Do you have four processors, 4GB of memory, and RAID 5 in a single internal array? This week is for you. Many SQL Server professionals reading this commentary have I/O problems that they don't know about. For space reasons, I don't typically write in depth about bits and bytes here, and it will be difficult to discuss I/O problems in detail, but I'll do my best to enlighten you given the space that I have.
First, let me grossly simplify the definition of a database-system hardware bottleneck: It's the hardware layer (typically I/O, CPU, memory, or network) that has the greatest limiting effect on server throughput. According to this definition, all systems have a bottleneck because at any point in time, some component of your hardware system is the slowest. It might not be terribly slow in relation to your workload, but there's always a weakest link in the chain. In a perfect world the hardware components would be nicely balanced so that you don't have some fast components matched to comparatively slow components; such an unbalanced setup wastes money because you don't get the full benefit of the fast components. Unfortunately, hardware with mismatched performance characteristics is all too common, and I/O subsystems typically draw the short straw.
I frequently see customers hinder SQL Server performance by using a few—maybe 4 or 5—physical disks on a run-of-the-mill internal RAID array on a box that has four (or maybe 8) fast CPUs and lots of memory. In this scenario, the customer will most likely create an I/O bottleneck because the performance characteristics of the disks can't keep up with the throughput capabilities of the faster CPU and memory. These customers might have been better off spending more money on I/O and less on other parts of the system to ensure a more balanced set of hardware.

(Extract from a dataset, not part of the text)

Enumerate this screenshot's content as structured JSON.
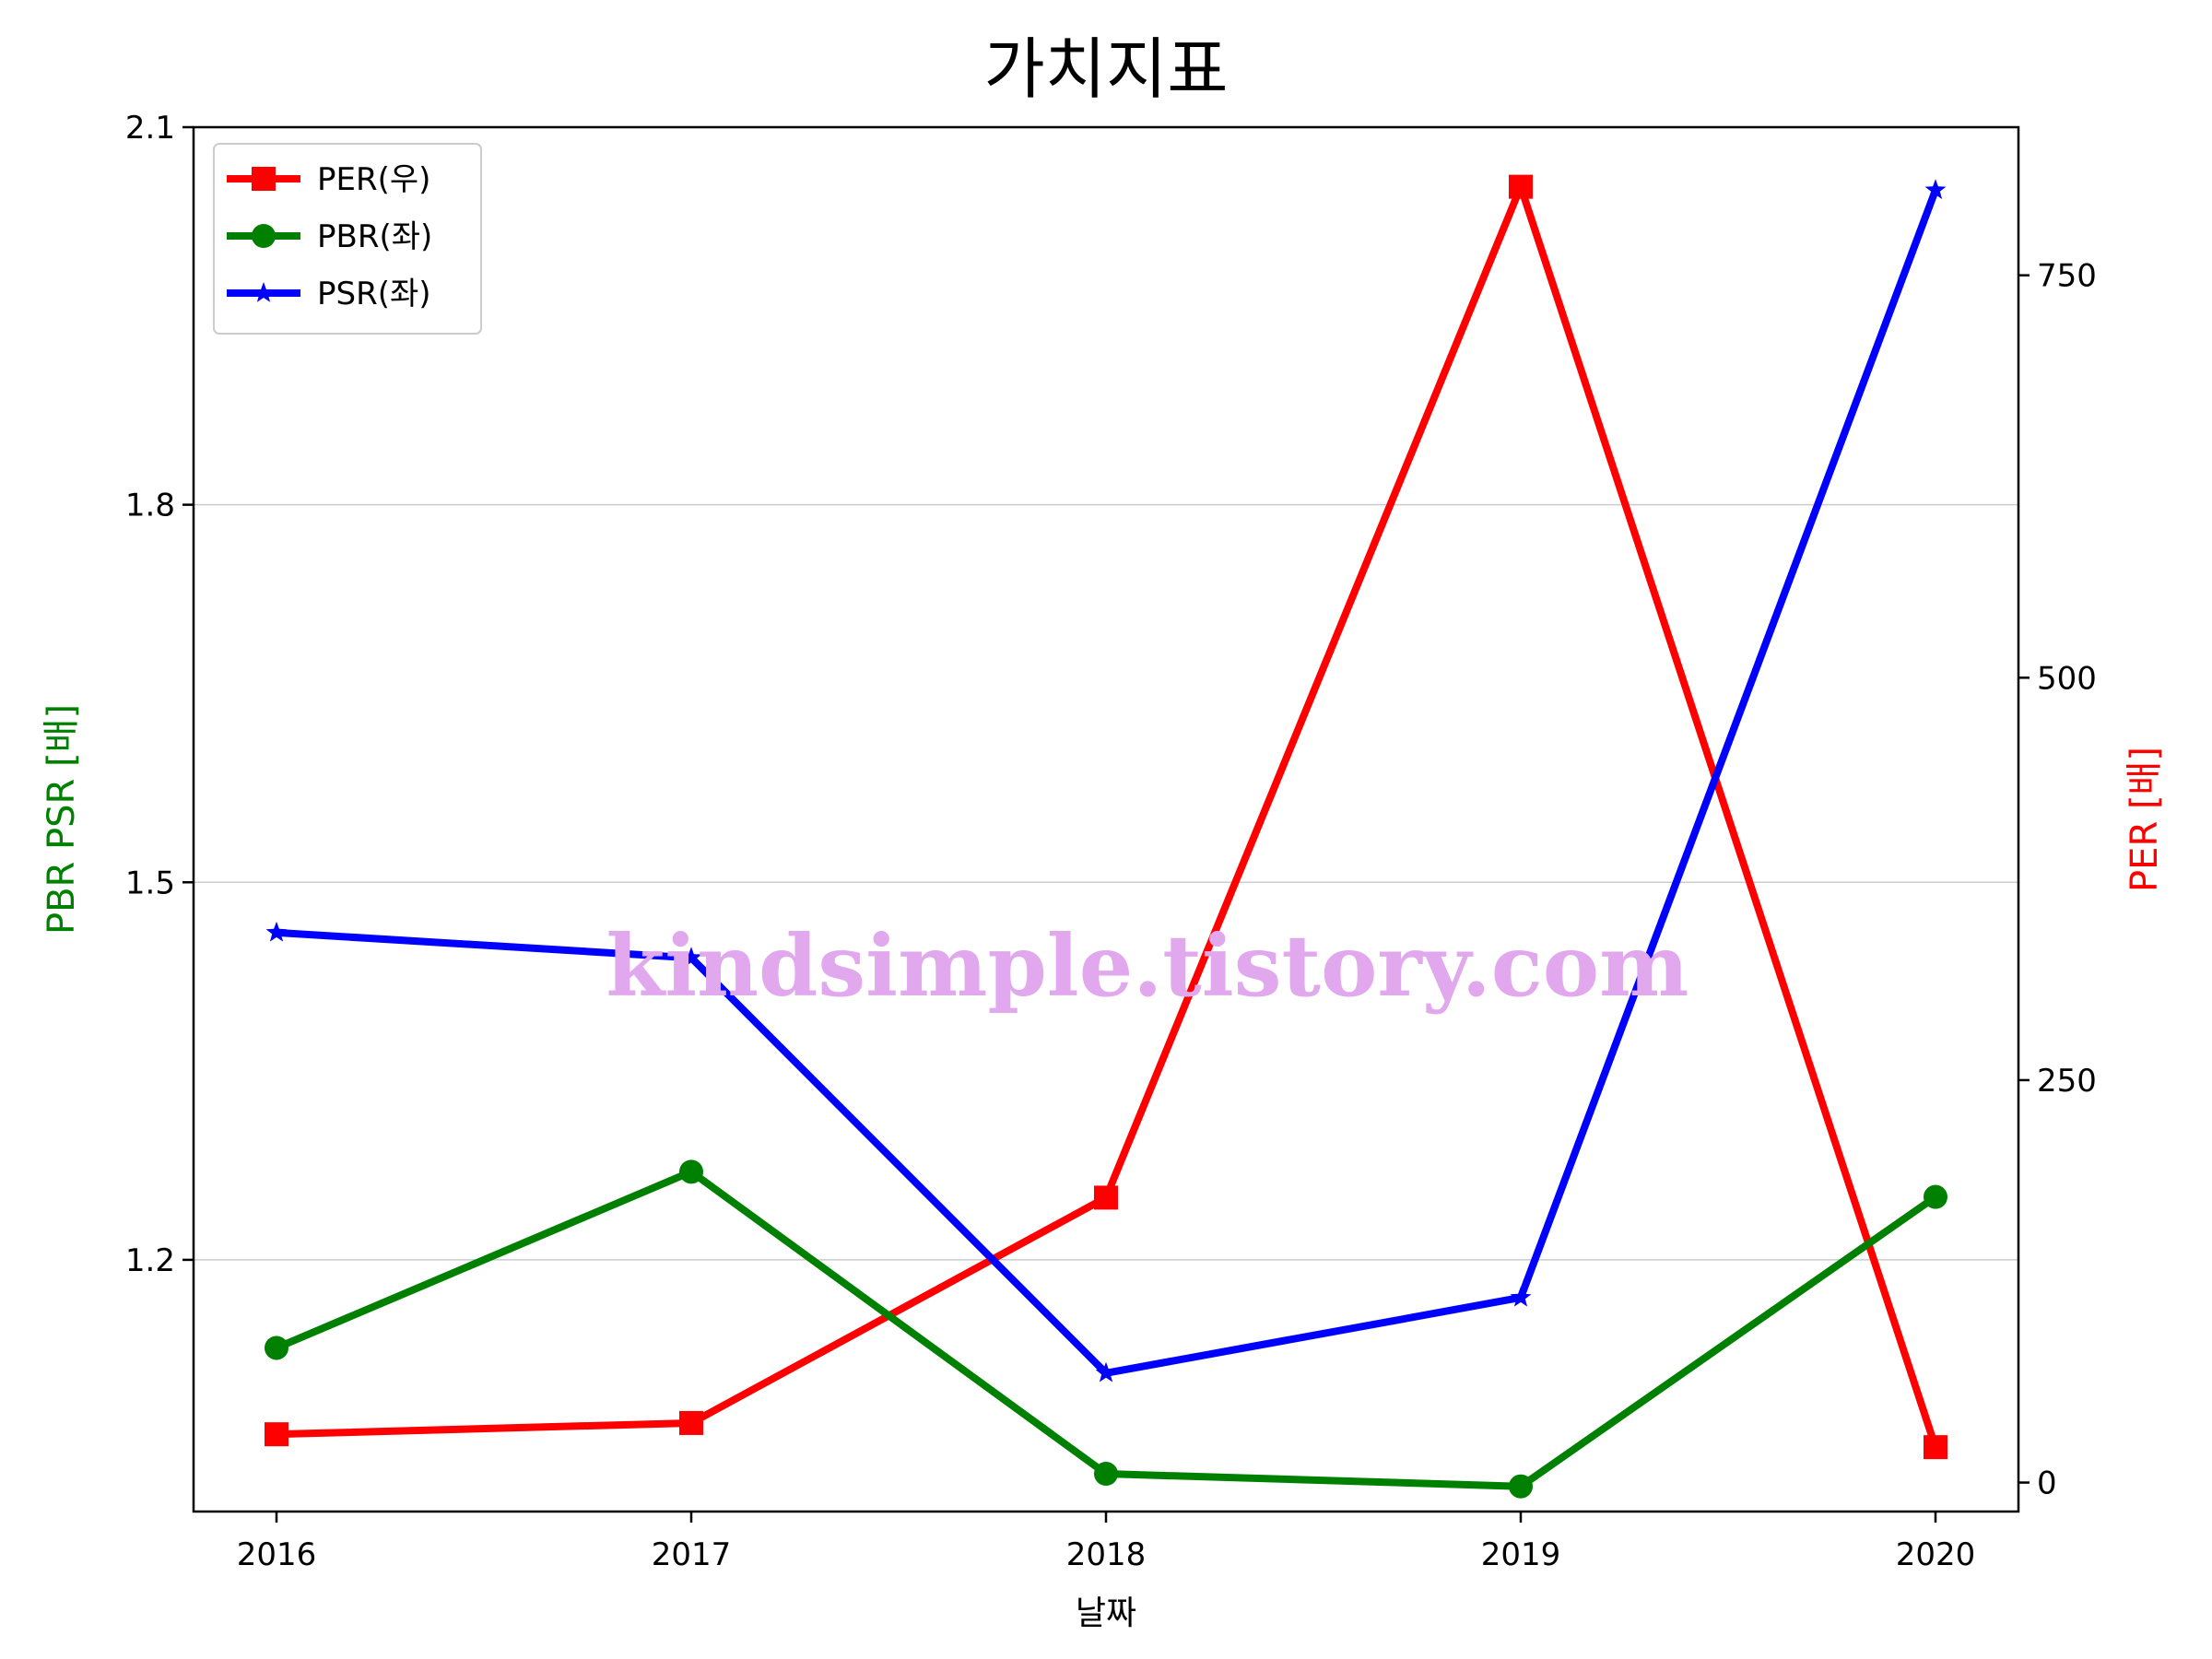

Many customers compound the problem by using a single RAID 5 array and placing their data and logs on that single array. It's a well-recognized best practice to separate data and logs to ensure maximum throughput. I'm not saying that RAID 5 is a bad solution—sometimes it's the most cost-effective way to meet your I/O needs when you have a fixed amount of money. However, contrary to popular belief, RAID 5 isn't the most efficient choice for either reads or writes. RAID 10 will invariably be faster and RAID 1 is often better. But RAID 10 costs a lot more than RAID 5, so many customers waste hardware money by matching excessive CPU and memory resources to an underpowered I/O subsystem and that's a shame. As I said, you often misuse money by under-spending on I/O and overspending on other areas of the system. Seek Zen like balance in the distribution of your hardware resources.

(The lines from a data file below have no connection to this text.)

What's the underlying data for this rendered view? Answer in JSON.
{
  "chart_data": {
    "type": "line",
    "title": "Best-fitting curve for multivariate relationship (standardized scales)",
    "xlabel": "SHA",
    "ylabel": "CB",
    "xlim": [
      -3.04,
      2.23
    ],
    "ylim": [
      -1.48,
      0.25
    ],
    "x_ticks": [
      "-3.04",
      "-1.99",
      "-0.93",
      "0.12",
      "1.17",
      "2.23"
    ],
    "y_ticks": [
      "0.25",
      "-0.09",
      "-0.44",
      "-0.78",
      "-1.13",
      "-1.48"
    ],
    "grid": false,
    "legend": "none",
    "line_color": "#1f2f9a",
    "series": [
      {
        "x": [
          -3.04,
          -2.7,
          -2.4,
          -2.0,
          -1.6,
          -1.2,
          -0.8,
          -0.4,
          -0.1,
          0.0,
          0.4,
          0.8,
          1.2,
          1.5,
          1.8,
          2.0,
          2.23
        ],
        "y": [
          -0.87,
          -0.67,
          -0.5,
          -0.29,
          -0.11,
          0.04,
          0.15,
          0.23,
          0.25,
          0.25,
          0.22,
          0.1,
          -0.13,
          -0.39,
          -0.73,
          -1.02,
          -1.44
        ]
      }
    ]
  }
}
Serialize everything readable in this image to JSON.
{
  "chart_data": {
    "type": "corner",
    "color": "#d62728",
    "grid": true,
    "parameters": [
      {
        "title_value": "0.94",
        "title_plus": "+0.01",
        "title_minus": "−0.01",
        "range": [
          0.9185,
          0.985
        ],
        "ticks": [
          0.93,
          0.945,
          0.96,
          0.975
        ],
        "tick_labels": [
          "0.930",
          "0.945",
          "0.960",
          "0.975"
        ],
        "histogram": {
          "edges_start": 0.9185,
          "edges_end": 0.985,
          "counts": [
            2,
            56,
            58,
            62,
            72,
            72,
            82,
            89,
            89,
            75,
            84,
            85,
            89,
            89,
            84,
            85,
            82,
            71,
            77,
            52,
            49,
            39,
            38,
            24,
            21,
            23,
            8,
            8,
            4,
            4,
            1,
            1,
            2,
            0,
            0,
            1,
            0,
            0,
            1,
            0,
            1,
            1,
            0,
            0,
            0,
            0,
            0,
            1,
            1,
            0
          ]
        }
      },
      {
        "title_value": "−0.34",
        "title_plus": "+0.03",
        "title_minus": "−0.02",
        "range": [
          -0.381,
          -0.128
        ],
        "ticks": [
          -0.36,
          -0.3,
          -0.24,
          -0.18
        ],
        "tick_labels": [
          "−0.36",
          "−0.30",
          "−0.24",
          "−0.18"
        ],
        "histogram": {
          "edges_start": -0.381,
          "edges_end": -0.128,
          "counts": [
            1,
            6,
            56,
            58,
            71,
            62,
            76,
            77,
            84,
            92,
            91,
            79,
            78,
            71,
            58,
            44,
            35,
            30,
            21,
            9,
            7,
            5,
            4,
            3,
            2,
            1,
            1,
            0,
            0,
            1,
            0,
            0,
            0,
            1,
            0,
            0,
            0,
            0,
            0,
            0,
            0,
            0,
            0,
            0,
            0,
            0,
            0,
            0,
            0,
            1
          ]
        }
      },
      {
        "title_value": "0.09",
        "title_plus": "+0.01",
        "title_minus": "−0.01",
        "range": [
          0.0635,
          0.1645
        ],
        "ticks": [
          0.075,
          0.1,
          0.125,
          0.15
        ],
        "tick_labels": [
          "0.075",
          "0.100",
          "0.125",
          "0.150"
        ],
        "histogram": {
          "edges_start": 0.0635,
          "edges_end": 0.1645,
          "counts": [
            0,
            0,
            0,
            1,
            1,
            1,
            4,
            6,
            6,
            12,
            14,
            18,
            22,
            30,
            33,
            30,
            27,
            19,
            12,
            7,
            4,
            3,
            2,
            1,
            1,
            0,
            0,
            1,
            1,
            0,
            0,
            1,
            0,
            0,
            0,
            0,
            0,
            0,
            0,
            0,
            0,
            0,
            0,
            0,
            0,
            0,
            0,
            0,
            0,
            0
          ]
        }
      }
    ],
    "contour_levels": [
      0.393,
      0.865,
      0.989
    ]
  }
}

If you answered yes to my opening question about having four processors and 4GB of memory running on a single RAID 5 array, then you've probably introduced an I/O bottleneck into your system. Don't panic yet. In many cases, the server—even with the mismatched I/O-is still powerful enough in relation to the workload that no user-perceived performance problems exist. But I/O problems are the most common hardware problems that I solve.
I started this commentary by saying that it would be difficult to cover I/O problems in this space, and that's true. In some ways I've probably raised more questions than I've answered. I'm not going to attempt to provide a comprehensive list of resources to peruse or methodologies to consider. Spend five minutes Googling and you'll uncover weeks' worth of reading material to help you better understand the complex issues behind building an optimized I/O subsystem and measuring if you have an I/O bottleneck. I encourage you to seek information about DBCC SQLPERF(waitstats) and the fn_virtualfilestats() function, which are my favorite ways to find out whether a customer has an I/O problem. Become one with your hardware resources, seek out the bottlenecks, and start your homework.